Wuhan Virus - a catchy, but detrimental name

Several things actively contribute to this growing negativism with regard to China. The most important of which might be related to a name. Calling the virus the "Wuhan Virus," or the "China Virus" directly links the virus with a geographic location and its people. However catchy it is for media practitioners to cling on to, is simply wrong. This practice has exacerbated preexisting xenophobia and racial prejudice against Chinese people. This adds to recent rhetoric of trade wars and accusations of economic espionage against China, and further vilifies and reaffirms negative sentiments with regard to the country and its people.

Although this is not the first time a virus was named after the geographic location in which it first emerged, I believe this may prove as one of its worst examples. We all witnessed the discrimination against people from African descent after the Ebola Outbreak in 2014, as well as the increased discrimination against Mexicans and Latinos during the H1N1 Swine flu outbreak in 2009.

We need to remember the pain

The world may be inclined to criticize some of the quarantine measures implemented in China, restricting the movement of people and effectively placing entire cities on lockdown.

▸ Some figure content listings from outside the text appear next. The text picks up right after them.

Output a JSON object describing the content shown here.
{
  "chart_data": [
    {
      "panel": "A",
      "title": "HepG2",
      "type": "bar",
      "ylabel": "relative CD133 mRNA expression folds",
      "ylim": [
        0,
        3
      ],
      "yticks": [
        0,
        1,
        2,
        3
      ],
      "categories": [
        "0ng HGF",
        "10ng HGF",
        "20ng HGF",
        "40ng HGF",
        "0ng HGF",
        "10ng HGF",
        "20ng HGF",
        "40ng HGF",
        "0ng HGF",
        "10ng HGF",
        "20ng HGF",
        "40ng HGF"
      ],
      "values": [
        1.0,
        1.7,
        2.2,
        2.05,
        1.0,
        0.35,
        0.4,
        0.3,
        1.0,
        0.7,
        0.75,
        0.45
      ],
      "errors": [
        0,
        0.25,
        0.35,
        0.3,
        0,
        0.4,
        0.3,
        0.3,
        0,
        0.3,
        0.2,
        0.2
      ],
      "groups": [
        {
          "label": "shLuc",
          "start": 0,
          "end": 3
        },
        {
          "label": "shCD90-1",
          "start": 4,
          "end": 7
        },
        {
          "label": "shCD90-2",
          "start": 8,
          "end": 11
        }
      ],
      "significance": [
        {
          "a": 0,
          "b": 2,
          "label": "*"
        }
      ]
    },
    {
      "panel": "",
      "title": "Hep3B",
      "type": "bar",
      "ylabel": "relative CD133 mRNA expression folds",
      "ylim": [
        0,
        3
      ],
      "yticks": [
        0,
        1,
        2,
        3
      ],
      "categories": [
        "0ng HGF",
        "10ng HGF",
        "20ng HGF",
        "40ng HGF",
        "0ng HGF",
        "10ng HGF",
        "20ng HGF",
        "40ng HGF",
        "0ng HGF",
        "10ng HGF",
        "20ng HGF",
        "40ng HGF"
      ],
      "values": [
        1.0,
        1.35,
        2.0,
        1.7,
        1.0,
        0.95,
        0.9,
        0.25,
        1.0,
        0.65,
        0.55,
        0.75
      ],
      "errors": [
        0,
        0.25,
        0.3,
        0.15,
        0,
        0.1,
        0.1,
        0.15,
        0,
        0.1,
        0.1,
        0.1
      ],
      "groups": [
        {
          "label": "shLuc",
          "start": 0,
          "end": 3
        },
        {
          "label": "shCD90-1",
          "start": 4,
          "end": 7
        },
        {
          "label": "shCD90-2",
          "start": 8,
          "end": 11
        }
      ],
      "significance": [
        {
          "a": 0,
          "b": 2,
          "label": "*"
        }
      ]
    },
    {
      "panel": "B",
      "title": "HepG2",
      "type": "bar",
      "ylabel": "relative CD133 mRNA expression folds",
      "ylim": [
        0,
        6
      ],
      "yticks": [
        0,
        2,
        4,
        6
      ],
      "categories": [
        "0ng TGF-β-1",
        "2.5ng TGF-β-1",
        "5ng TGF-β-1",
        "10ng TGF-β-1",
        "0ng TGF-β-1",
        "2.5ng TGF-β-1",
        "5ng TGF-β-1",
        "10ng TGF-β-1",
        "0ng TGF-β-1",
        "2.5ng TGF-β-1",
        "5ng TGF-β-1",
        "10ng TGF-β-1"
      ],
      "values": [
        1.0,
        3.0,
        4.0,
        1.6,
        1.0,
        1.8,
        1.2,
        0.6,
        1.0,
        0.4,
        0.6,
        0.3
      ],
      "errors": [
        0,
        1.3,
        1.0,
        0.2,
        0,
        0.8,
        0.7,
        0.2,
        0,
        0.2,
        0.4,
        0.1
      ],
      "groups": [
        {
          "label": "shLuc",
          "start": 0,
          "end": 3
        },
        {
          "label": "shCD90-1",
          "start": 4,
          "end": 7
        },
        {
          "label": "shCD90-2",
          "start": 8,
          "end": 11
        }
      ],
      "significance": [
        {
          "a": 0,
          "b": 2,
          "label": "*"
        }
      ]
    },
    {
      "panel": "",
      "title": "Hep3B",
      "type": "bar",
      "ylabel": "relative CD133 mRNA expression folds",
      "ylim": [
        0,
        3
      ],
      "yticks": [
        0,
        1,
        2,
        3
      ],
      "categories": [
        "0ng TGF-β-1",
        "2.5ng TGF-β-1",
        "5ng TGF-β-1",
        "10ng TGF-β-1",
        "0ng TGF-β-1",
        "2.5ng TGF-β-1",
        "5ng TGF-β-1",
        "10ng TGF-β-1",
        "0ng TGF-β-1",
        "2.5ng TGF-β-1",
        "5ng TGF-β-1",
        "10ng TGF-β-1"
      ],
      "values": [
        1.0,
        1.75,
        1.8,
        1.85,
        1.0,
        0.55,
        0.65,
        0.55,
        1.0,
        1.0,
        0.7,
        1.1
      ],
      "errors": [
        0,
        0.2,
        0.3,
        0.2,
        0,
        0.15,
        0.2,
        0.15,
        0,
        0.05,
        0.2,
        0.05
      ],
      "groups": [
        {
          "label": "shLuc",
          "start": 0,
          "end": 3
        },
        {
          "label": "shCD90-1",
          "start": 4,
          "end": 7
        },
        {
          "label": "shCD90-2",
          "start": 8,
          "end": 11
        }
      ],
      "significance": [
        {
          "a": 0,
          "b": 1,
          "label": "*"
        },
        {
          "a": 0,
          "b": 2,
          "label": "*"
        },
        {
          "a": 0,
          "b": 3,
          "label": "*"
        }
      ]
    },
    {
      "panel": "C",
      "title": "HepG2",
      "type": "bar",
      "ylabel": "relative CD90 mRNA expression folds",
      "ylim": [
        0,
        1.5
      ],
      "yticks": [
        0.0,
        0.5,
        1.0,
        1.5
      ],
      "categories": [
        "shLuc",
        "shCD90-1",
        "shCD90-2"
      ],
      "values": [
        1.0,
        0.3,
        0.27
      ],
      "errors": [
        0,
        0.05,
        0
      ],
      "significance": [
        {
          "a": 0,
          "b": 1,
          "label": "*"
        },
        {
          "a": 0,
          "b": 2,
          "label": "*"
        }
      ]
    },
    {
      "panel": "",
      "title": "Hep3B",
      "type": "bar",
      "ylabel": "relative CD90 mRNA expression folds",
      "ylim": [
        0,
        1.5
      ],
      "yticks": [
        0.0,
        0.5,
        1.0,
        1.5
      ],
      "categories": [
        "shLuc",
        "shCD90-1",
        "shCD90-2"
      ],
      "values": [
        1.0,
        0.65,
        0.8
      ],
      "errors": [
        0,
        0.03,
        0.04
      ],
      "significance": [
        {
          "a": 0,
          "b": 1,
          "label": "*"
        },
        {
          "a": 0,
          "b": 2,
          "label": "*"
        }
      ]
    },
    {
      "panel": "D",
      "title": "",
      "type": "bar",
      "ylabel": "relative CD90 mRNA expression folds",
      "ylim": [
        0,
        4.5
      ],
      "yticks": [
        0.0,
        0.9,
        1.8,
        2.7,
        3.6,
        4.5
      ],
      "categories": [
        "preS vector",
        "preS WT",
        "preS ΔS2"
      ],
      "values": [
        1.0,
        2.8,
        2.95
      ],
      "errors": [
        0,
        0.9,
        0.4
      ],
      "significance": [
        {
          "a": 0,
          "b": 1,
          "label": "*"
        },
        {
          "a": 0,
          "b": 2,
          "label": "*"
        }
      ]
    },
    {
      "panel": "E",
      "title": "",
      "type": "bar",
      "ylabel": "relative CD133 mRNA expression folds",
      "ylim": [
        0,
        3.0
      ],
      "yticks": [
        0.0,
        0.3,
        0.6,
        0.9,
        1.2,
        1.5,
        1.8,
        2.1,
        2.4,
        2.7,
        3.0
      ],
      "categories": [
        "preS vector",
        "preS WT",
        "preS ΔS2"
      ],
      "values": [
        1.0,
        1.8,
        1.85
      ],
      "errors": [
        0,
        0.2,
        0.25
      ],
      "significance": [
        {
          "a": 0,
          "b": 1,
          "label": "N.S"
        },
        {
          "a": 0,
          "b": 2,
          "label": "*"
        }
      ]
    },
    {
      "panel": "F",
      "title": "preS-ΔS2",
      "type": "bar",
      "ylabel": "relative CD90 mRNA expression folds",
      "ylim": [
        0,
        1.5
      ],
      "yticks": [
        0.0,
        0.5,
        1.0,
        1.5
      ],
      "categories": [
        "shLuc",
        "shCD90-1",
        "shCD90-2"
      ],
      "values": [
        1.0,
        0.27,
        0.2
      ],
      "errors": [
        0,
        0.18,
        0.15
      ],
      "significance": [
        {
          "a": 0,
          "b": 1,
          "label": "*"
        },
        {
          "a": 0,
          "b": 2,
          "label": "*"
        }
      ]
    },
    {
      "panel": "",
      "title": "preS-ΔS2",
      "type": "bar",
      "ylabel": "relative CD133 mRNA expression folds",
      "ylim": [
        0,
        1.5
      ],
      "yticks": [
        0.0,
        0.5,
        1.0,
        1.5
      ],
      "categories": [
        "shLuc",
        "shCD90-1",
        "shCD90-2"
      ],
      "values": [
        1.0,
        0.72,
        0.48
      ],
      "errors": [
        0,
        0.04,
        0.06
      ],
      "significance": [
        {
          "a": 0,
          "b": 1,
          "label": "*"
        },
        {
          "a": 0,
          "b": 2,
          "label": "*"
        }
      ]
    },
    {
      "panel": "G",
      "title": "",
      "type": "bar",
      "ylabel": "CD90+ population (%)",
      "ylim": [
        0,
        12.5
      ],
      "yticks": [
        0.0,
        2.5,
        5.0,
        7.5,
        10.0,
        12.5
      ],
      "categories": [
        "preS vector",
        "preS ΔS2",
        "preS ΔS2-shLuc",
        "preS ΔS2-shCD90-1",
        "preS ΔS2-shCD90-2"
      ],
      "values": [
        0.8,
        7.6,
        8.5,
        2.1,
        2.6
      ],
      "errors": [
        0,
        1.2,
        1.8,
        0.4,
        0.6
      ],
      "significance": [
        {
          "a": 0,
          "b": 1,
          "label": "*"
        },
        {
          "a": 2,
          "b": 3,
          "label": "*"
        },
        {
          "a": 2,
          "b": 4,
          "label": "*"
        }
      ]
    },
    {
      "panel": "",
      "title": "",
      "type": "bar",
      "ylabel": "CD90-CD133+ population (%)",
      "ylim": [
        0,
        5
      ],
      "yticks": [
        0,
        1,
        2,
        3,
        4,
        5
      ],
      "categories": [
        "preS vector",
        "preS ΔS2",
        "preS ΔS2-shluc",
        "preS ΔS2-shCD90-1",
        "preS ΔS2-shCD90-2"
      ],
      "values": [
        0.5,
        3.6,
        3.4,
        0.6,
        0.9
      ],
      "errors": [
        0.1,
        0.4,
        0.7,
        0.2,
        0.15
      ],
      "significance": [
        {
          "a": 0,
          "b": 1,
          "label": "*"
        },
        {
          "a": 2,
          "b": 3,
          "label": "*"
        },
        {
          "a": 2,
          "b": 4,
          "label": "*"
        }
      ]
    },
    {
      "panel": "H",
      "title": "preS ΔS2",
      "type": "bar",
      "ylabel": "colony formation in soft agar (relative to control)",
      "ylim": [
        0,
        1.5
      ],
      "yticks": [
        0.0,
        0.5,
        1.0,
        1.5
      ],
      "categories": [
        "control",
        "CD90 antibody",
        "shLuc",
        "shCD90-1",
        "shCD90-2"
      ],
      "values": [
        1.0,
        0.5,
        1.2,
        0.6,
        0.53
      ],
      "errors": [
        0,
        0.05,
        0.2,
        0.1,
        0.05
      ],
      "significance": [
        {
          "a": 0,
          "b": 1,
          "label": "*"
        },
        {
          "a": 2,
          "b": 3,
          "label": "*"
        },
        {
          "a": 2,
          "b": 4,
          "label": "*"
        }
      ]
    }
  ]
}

However, at the rate this infection has been spreading, the world is all the better for the sacrifices my friends and their families back in China have made throughout the past weeks. I cannot even imagine the rates of global infections in the news today had this outbreak happened anywhere other than China.

A country with enough skilled personnel, manufacturing and agricultural capabilities to enforce preventive measures, provide medical needs, as well as ensure the provision of sufficient food and water for a population no less than the one occupying the African continent as a whole. Before we rush to sit on our high chairs and criticize from the safety of our homes thousands of miles away, let's just ask ourselves what would have happened had this outbreak occurred in any other country, especially one with fragile healthcare and governance systems. It would indeed have been catastrophic.

In a conversation with Quartz, former human rights lawyer and citizen journalist who traveled to the epicenter of Wuhan to report on the outbreak the day after the quarantine was instilled, Chen Qiushi, said something that moved me — "you need to remember the pain caused by the virus." And as Edward W. Said mentions in his widely acclaimed book Orientalism: "Most important, humanism is the only, and I would go so far as to say, the final resistance we have against the inhuman practices and injustices that disfigure human history."

Let's humanize people's suffering, put prejudice aside, and take action to protect the very tools designed to instill harmony and freedom from being used to divide us. The differences that may exist between us as defined by our color, race or ethnicity, cause much more happiness and bliss than to be reduced to a vision of a "clash of civilizations" pushed by notions of racial discrimination.